It sounds harsh, I know. And you likely have a pretty solid message. Maybe even a message that could change or save someone’s life. But that’s only more reason for you to realize that nobody cares what you have to say.
The statement isn’t mine. It’s a piece of advice that was given to me by someone else. I was in a nuclear power plant teaching a class on safety and change to a group that were forced to attend. I loved the material, I had worked diligently on my delivery, the stories I would tell, and polished my facilitation skills to make sure I was doing all of the right things.
When I walked in the room, I couldn’t wait to start presenting. So many groups before had been excited for the content, looking forward to listening to a couple cool stories, and ready to interact with each other during the workshop.
But not this group. All of the participants had angry looks on their face. None of them had touched their workbooks and half of them weren’t even facing forward in the classroom.
As I made my way around the room introducing myself, the responses were luke-warm at best. Then, one man, being a little more direct than others, had the audacity to tell me “Hey, nobody cares what you have to say today. They just want to check this off the list to say they finished. So, if you could hurry it along, we would all like to be done with this crap.”

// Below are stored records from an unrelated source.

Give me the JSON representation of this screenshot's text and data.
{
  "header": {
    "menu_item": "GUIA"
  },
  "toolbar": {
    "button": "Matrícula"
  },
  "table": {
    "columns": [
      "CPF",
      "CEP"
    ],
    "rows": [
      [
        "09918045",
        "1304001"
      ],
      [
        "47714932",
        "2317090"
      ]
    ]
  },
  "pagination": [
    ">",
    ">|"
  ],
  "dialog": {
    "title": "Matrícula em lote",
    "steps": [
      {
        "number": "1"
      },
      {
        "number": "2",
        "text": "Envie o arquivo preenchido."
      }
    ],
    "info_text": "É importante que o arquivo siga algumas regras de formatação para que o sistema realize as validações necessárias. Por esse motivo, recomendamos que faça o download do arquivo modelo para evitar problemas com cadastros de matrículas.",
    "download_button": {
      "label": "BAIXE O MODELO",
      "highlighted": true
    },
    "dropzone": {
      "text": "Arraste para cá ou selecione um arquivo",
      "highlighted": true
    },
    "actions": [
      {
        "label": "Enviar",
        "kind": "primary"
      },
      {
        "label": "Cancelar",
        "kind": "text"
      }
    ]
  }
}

Obviously, I did not see this little bit of information as helpful. In fact, I saw it as a direct challenge and struggled delivering the rest of the day. I let his comment throw me off because I expected people to be as excited as the last group. I wanted the people that were ready to learn, that were excited about the material, and that would, at the very least, attempt to pay attention.
But wanting the “good” group is a trap. What that “direct” person had done, that so many other groups hadn’t, was tell me EXACTLY where they were at. Reminding me that it was my job to make the material that I had brought, that was important to me, be important to them…or they weren’t going to listen. Lots of groups stop listening without saying anything. Some don’t even knowing they are doing it. At least he had the decency to be honest.
There is a difference between getting compliance and getting real buy-in. Between being truly engaged and just being polite. Knowing that they don’t, inherently, care what we have to say forces us to put ourselves in their shoes, to try to understand their wants and needs, and, ultimately, making it about them first.
Our message, our story, and our content are all secondary to the person sitting across from us. What is important to them? Why would they care? What are their primary concerns and areas of stress?
When I went back for day 2 with that same group, rather than focusing on my content, stories, and interests, I focused on those questions. Only then does the information I’m bringing have context that matters to the participant.
They are there for themselves. Not for our content, our stories, or even the change we think is going to be life changing for them. The more we prepare ourselves with this information from the beginning, the better positioned we will be do to what we are actually there to do, change THEIR lives.
And that only ever starts by putting ourselves in there shoes.